Personally, I’ve only ever had good experiences with men. Never a hint of violence. People ridicule the phrase “not all men” but it’s literally true. Also, a lot of stuff has been lumped into this category of why men are worse than women. Cheating, for example. Lots of women cheat, they probably just haven’t told you about it. So just to list bad things that men have done to you as a reason why they’re worse than women seems skewed. The violence and sexual abuse of power I get but if you’ve decided to dislike all men, it’s easy to drag in other things that have annoyed you.

Women aren’t perfect. And some men are causing terrible problems. But I would love to persuade people that everybody makes mistakes and the most effective way to prevent more violence is to understand and try to heal the damaged men who are damaging other people around them, rather than demonise the whole gender.

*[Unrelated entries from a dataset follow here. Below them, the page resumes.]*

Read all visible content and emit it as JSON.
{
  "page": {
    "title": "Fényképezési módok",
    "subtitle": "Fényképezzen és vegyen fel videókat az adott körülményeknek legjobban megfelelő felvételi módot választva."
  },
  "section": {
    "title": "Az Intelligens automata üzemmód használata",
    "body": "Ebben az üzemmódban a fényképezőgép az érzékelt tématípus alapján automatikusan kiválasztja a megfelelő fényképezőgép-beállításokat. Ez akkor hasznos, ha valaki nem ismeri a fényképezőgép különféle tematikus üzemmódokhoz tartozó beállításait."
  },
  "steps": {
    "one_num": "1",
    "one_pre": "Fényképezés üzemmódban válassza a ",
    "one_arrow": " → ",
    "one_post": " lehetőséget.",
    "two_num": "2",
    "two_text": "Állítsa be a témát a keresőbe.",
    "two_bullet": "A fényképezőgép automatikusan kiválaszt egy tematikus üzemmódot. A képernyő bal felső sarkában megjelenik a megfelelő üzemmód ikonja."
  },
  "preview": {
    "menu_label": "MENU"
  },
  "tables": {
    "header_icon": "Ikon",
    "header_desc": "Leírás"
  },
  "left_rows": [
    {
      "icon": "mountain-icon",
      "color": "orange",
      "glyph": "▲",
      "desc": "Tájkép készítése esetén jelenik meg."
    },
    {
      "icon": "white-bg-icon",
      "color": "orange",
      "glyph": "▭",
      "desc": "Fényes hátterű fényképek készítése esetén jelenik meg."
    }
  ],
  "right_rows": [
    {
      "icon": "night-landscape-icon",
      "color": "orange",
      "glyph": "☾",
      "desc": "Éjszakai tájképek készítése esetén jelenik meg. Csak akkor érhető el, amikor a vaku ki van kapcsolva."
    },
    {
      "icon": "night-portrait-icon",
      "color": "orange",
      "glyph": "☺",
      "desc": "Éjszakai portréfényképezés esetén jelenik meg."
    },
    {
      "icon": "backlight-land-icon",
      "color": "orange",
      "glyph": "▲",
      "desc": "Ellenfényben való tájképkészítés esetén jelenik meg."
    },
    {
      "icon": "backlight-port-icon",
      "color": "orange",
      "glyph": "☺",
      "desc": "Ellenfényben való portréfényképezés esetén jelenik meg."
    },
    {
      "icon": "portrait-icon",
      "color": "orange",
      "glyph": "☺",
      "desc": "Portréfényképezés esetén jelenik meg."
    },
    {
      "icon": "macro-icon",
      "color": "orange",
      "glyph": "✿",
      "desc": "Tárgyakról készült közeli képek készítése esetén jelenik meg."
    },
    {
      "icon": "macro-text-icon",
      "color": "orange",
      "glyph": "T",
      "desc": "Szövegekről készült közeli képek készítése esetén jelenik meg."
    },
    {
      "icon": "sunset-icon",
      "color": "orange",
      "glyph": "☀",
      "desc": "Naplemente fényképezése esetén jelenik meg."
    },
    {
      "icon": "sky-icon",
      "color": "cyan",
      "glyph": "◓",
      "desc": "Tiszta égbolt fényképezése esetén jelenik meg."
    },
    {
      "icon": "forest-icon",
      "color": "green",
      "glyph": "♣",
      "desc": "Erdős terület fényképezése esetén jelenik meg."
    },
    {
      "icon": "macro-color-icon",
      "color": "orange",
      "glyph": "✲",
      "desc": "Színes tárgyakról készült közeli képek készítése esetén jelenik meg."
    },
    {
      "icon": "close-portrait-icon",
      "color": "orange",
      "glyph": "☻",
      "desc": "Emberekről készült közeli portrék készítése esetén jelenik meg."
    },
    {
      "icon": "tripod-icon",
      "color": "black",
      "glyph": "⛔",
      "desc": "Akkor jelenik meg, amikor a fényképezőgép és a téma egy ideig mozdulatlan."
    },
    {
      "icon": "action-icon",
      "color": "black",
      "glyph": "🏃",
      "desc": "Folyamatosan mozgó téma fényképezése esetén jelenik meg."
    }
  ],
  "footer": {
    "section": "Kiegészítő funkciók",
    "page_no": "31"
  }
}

Ramalangadingdong · 03/10/2023 11:48

Natalya123 · 03/10/2023 10:15

you or someone else upthread said that male violence against women results in injury because men are physically stronger - as though the injury is accidental and not part of a strategy by which that physical advantage is used to gain control over the mind and body of a woman

It was me that said that. I was referring to the fact that (given that most DV is bidirectional) when two people engage in a physical altercation the one who is significantly weaker and less robust is most likely the one that gets injured. Most women couldn't kill a man with a punch but the reverse isn't true.

So you see DV as a kind of boxing match between a heavy weight and a bantam weight?

AdamRyan · 03/10/2023 11:54

Sayitaintso33 · 03/10/2023 11:14

Think about that for a minute. Men start the fights and women continue them. Whatever the statistics say, does that sound credible to you?

Stronger men start the violence, but weaker women fight them off. I'm struggling to see that as a common theme.

This sounds a bit like women bring it on themselves by not just accepting a slap from their partner when they get a bit uppity.